Colts Plan on Tackling More During Training Camp


General manager Chris Ballard wants the team to be more physical in training camp this season.

Indianapolis had one of the league’s worst defenses last season ranking 29th overall, and dead last against the run according to Football Outsiders.

The Colts have overhauled most of the defense this offseason after they brought in a new front office under GM Chris Ballard.

Ballard came from a Kansas City Chiefs organization that was known for their physical play, and he wants to bring that mentality with him to Indianapolis.

"“This will be a physical camp for us,’’ Ballard told “We’ve got a young football team and you need to spar. I think we will have a physical camp and I think you need to. It helps get your body ready. I think a lot of the problems we have is that we don’t hit enough. You’re always worried about injuries, but this is football and it’s a physical game.”"

The Colts open training camp tomorrow on Saturday, July 29th, at the Indiana Farm Bureau Center, and their firs padded practice will be on August 1st.

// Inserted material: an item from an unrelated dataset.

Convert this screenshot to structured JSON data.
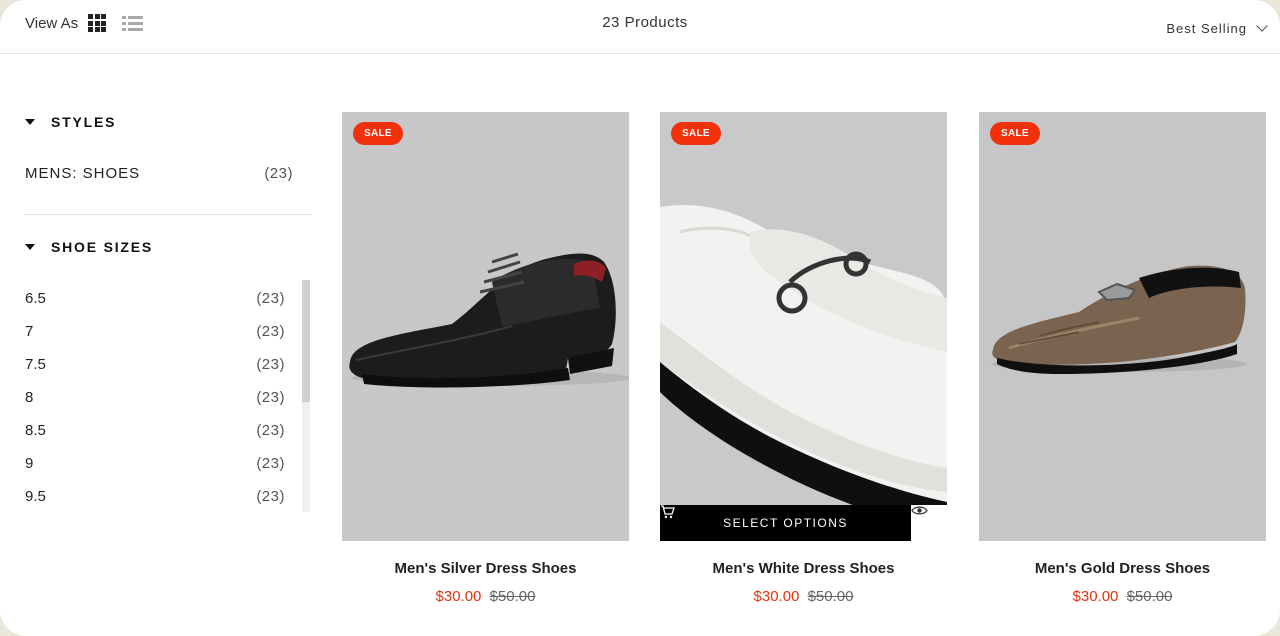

Indianapolis’ injury issues could prevent them from being as physical as they’d like to be. Andrew Luck, Clayton Geathers, and Malik Hooker headline an extensive physically unable to perform (PUP) list to begin training camp.

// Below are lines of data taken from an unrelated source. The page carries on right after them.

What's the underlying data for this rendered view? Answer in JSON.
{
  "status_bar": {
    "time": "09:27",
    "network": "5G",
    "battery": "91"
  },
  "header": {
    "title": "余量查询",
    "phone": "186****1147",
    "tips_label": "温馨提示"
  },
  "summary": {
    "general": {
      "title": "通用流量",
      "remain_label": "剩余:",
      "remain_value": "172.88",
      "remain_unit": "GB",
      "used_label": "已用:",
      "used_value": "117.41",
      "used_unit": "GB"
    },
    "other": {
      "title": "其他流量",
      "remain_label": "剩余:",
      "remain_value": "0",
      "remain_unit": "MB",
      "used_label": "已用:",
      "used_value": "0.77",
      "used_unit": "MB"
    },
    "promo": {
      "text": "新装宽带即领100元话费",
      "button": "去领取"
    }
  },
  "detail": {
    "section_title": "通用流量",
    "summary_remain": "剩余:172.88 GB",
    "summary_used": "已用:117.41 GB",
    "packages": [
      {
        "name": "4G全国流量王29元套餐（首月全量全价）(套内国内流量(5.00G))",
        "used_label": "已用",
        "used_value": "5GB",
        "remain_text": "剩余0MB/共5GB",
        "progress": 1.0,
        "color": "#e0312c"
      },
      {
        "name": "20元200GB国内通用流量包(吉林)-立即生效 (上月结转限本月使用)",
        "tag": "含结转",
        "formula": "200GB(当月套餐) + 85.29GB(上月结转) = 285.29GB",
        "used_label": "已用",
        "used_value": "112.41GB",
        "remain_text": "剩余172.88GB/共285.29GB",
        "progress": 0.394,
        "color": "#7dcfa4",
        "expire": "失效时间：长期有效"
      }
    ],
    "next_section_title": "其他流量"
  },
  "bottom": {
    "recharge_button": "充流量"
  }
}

The Colts will need to keep their remaining players healthy because of their lack of depth at those positions. However, they do need to improve their physicality and sound tackling on the defensive side of the ball. It will be difficult for this coaching staff to find a balance to deal with both of those issues.

"“You’re always scared to death, but at the same time, if you don’t tackle, it’s hard to get good at tackling,’’ Pagano said. “We do, obviously, a lot of what we call ‘thud.’ It’s first contact. It’s wrap up and you try to stay off the ground as much as you can and take care of each other. But we’ll continue to have discussions regarding that and there may be some periods come training camp that we decide we want to go live there. Again, until you do that, you get to the preseason and usually that first or second preseason game is an eye-opener for a lot of the guys, especially the young guys until they adapt to the speed of the game.’’"

The NFL Players’ Union has bargained for less contact in practice. While safety is imperative in today’s NFL, tackling is obviously a huge part of the game and needs to be worked on in practice.

The front office and coaching staff has set a different tone for this year’s training camp, but it remains to be seen if they will be able to follow through on their promise of increased physicality.